A transition from a focus on investment to consumption.
And that consumption will be driven by the demand of 400 million middle-class consumers in China today, which will likely grow to 1 billion by 2030.
China is our number one trading partner.
We currently have a $150 billion a year trade relationship with China. We export around $100 billion to China and we import around $50 billion of their goods.
For every $1 we spend, we get $2 back from China. That is a "no brainer" relationship for our country.
Anything we can do to build that relationship is to our great benefit.
And anything we can do to grow the relationship will help create more and better paying jobs for everyday Australians.
The fourth driver of growth is our $50 billion infrastructure program. This is the largest infrastructure investment by any Federal Government.
We are building the roads and infrastructure for the twenty first century, including Western Sydney's first airport.
Additionally, our $5 billion Northern Australia Infrastructure Facility, along with the entire Northern Australia White Paper, will provide the funding and resources to develop our great North and provide a vital link to our Asian regional partners.
The fifth driver of growth is that we are addressing the long-term challenges of this economy by implementing measured structural reform.
I have previously stated in this chamber that this Government's economic plan will address the intergenerational challenges we face with an ageing population and declining workforce participation.
The Abbott Government's families policies will improve engagement in the workforce and provide choice for everyday Australian families. Female workforce participation is now at its highest recorded level since 1945 and we want this to rise further.
Furthermore, there are early indications that the Government's new Jobactive employment services scheme is helping to deliver improved workforce participation.
Our $6.8 billion Jobactive program places an emphasis on ensuring income support recipients who can work are actively seeking employment. This gives them the best chance of finding a job.
As a result of our changes, it is likely that some people who were classified as not seeking work in June, are now seeking work – and therefore counted as part of the labour force. This may create short term volatility in employment data but it reflects a structural improvement in participation, which is a key driver of growth.
And finally, we are putting the Australian Budget on a sustainable pathway to surplus.
As I outlined in the Budget, our budget position is getting stronger each year.
We inherited a $48 billion deficit, we are set to deliver a $35 billion deficit this year, down to a $7 billion deficit in three years' time. Directly as a result of our action, gross debt in a decade will be $110 billion lower than we inherited.

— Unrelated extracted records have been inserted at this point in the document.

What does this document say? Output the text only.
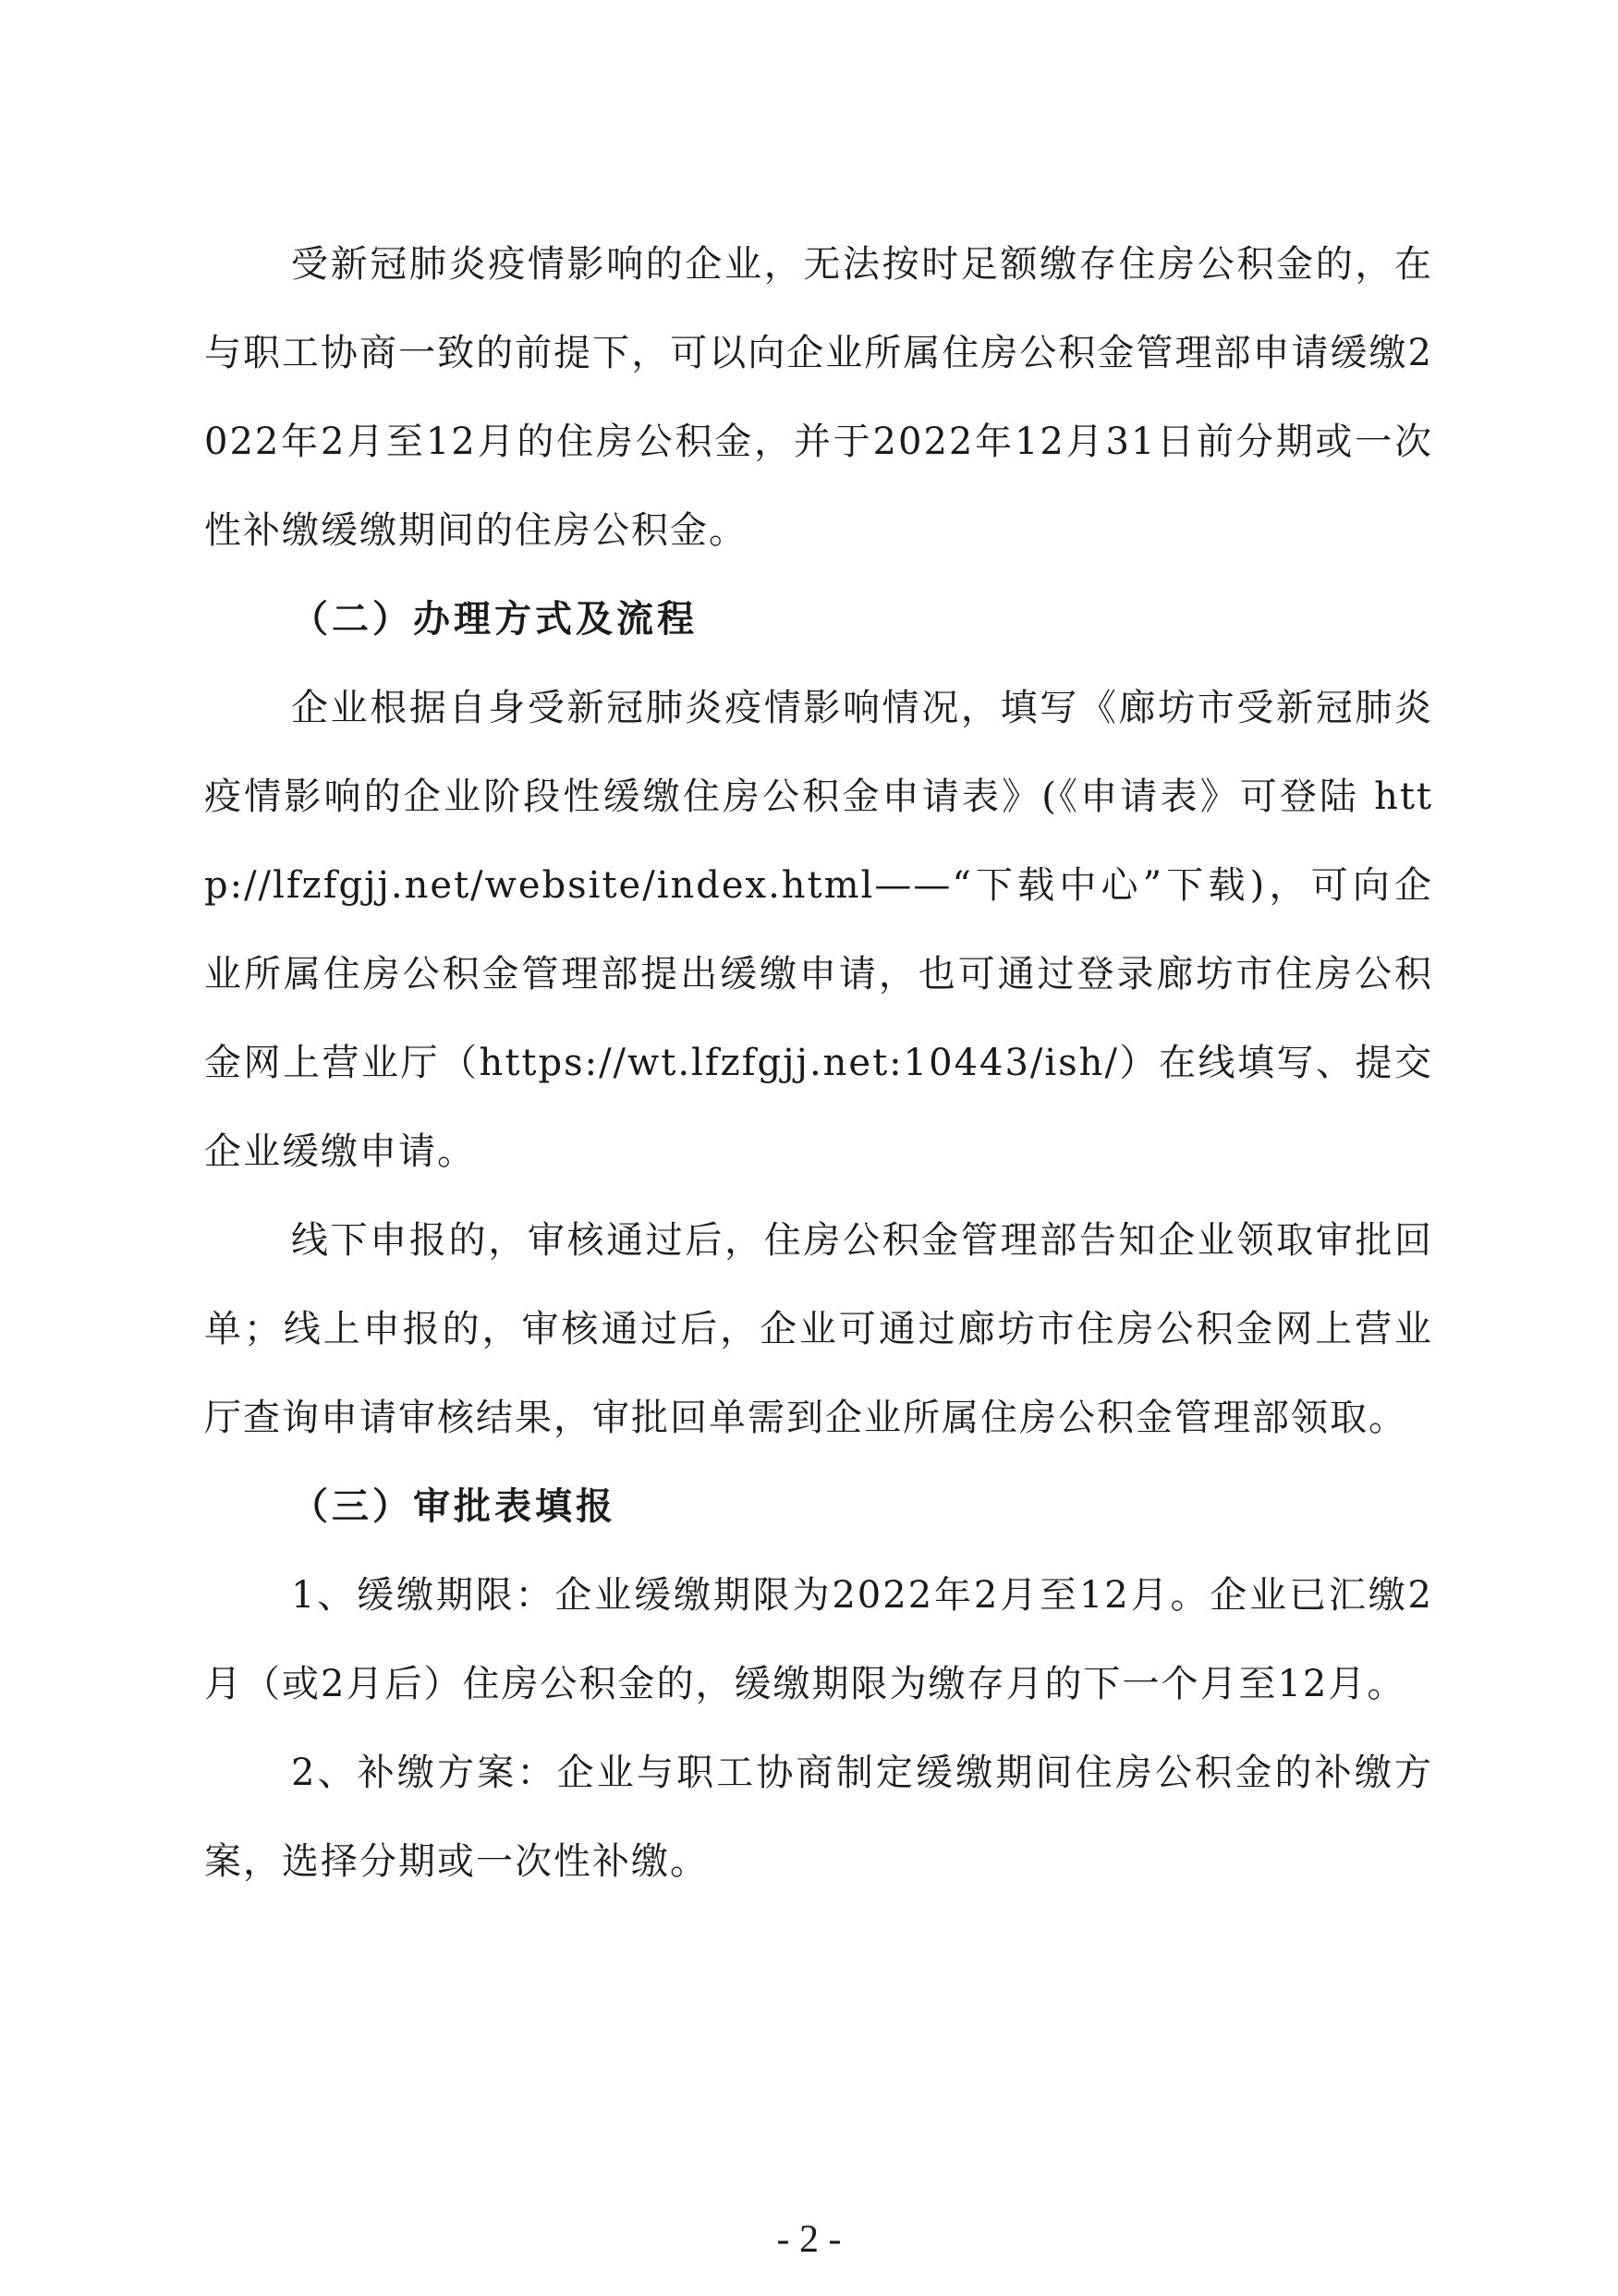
受新冠肺炎疫情影响的企业，无法按时足额缴存住房公积金的，在与职工协商一致的前提下，可以向企业所属住房公积金管理部申请缓缴2022年2月至12月的住房公积金，并于2022年12月31日前分期或一次性补缴缓缴期间的住房公积金。

（二）办理方式及流程

企业根据自身受新冠肺炎疫情影响情况，填写《廊坊市受新冠肺炎疫情影响的企业阶段性缓缴住房公积金申请表》(《申请表》可登陆 http://lfzfgjj.net/website/index.html——“下载中心”下载)，可向企业所属住房公积金管理部提出缓缴申请，也可通过登录廊坊市住房公积金网上营业厅（https://wt.lfzfgjj.net:10443/ish/）在线填写、提交企业缓缴申请。

线下申报的，审核通过后，住房公积金管理部告知企业领取审批回单；线上申报的，审核通过后，企业可通过廊坊市住房公积金网上营业厅查询申请审核结果，审批回单需到企业所属住房公积金管理部领取。

（三）审批表填报

1、缓缴期限：企业缓缴期限为2022年2月至12月。企业已汇缴2月（或2月后）住房公积金的，缓缴期限为缴存月的下一个月至12月。

2、补缴方案：企业与职工协商制定缓缴期间住房公积金的补缴方案，选择分期或一次性补缴。

- 2 -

We are on a solid and credible path to surplus, despite the iron ore price more than halving and numerous international growth downgrades.

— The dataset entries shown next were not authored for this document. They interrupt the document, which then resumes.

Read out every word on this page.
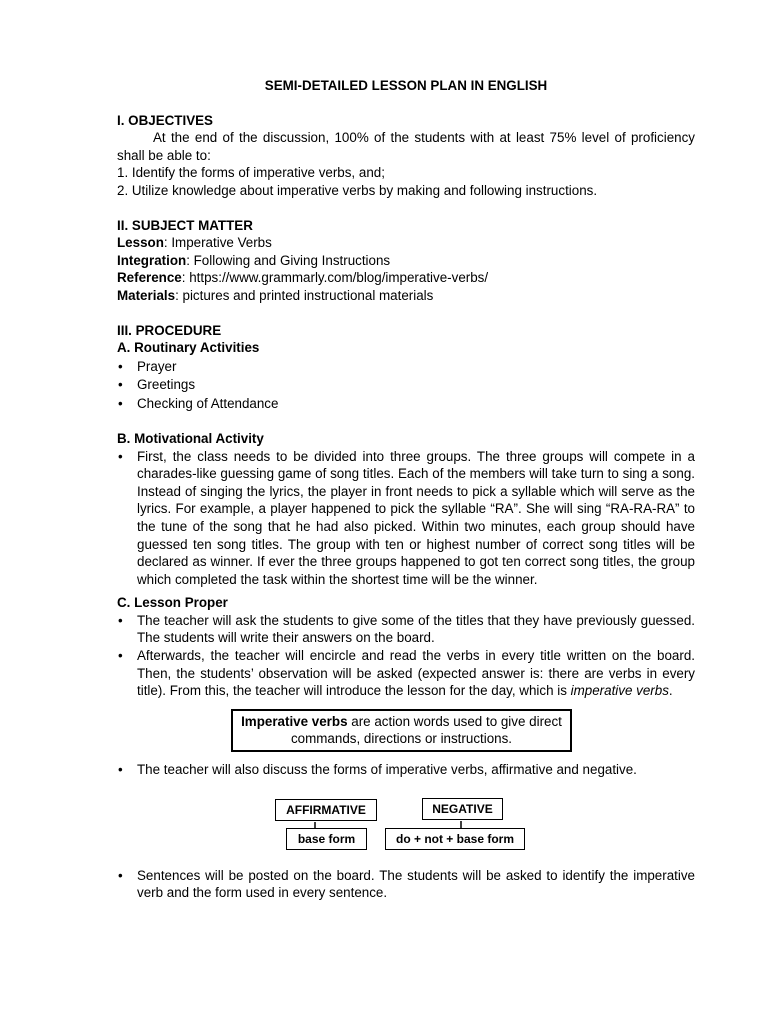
SEMI-DETAILED LESSON PLAN IN ENGLISH

I. OBJECTIVES

At the end of the discussion, 100% of the students with at least 75% level of proficiency shall be able to:

1. Identify the forms of imperative verbs, and;

2. Utilize knowledge about imperative verbs by making and following instructions.

II. SUBJECT MATTER

Lesson: Imperative Verbs

Integration: Following and Giving Instructions

Reference: https://www.grammarly.com/blog/imperative-verbs/

Materials: pictures and printed instructional materials

III. PROCEDURE

A. Routinary Activities

• Prayer
• Greetings
• Checking of Attendance

B. Motivational Activity

• First, the class needs to be divided into three groups. The three groups will compete in a charades-like guessing game of song titles. Each of the members will take turn to sing a song. Instead of singing the lyrics, the player in front needs to pick a syllable which will serve as the lyrics. For example, a player happened to pick the syllable “RA”. She will sing “RA-RA-RA” to the tune of the song that he had also picked. Within two minutes, each group should have guessed ten song titles. The group with ten or highest number of correct song titles will be declared as winner. If ever the three groups happened to got ten correct song titles, the group which completed the task within the shortest time will be the winner.

C. Lesson Proper

• The teacher will ask the students to give some of the titles that they have previously guessed. The students will write their answers on the board.
• Afterwards, the teacher will encircle and read the verbs in every title written on the board. Then, the students’ observation will be asked (expected answer is: there are verbs in every title). From this, the teacher will introduce the lesson for the day, which is imperative verbs.
Imperative verbs are action words used to give direct commands, directions or instructions.
• The teacher will also discuss the forms of imperative verbs, affirmative and negative.
AFFIRMATIVE	NEGATIVE
base form	do + not + base form
• Sentences will be posted on the board. The students will be asked to identify the imperative verb and the form used in every sentence.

Budget repair is essential to buffer the economic headwinds that may prevail from time to time.
The one common theme across all the countries I engaged with in the G20 is that clear, accommodative monetary policy and big Government spending are not sustainable drivers of medium or long term economic growth. We need ongoing structural reform to deliver quality growth.
And this message is as clear for massive economic powerhouses like China and the US, as it is for emerging economies like Indonesia and Mexico.
In the future we will all have to earn quality growth through quality reforms.
G20 members are putting in place reforms that lift investment in infrastructure, improve competition and regulation, boost employment and facilitate greater global trade.
If we make good on these reform commitments, they will generate an extra 2 per cent in economic growth for G20 economies by the end of 2018, compared to 'business as usual'.
I'm pleased to say that G20 members are making progress. Early assessments are that, after the first year, roughly a third of measures put down at Brisbane have been fully implemented.
But more needs to be done and I can promise that Australia will play its role.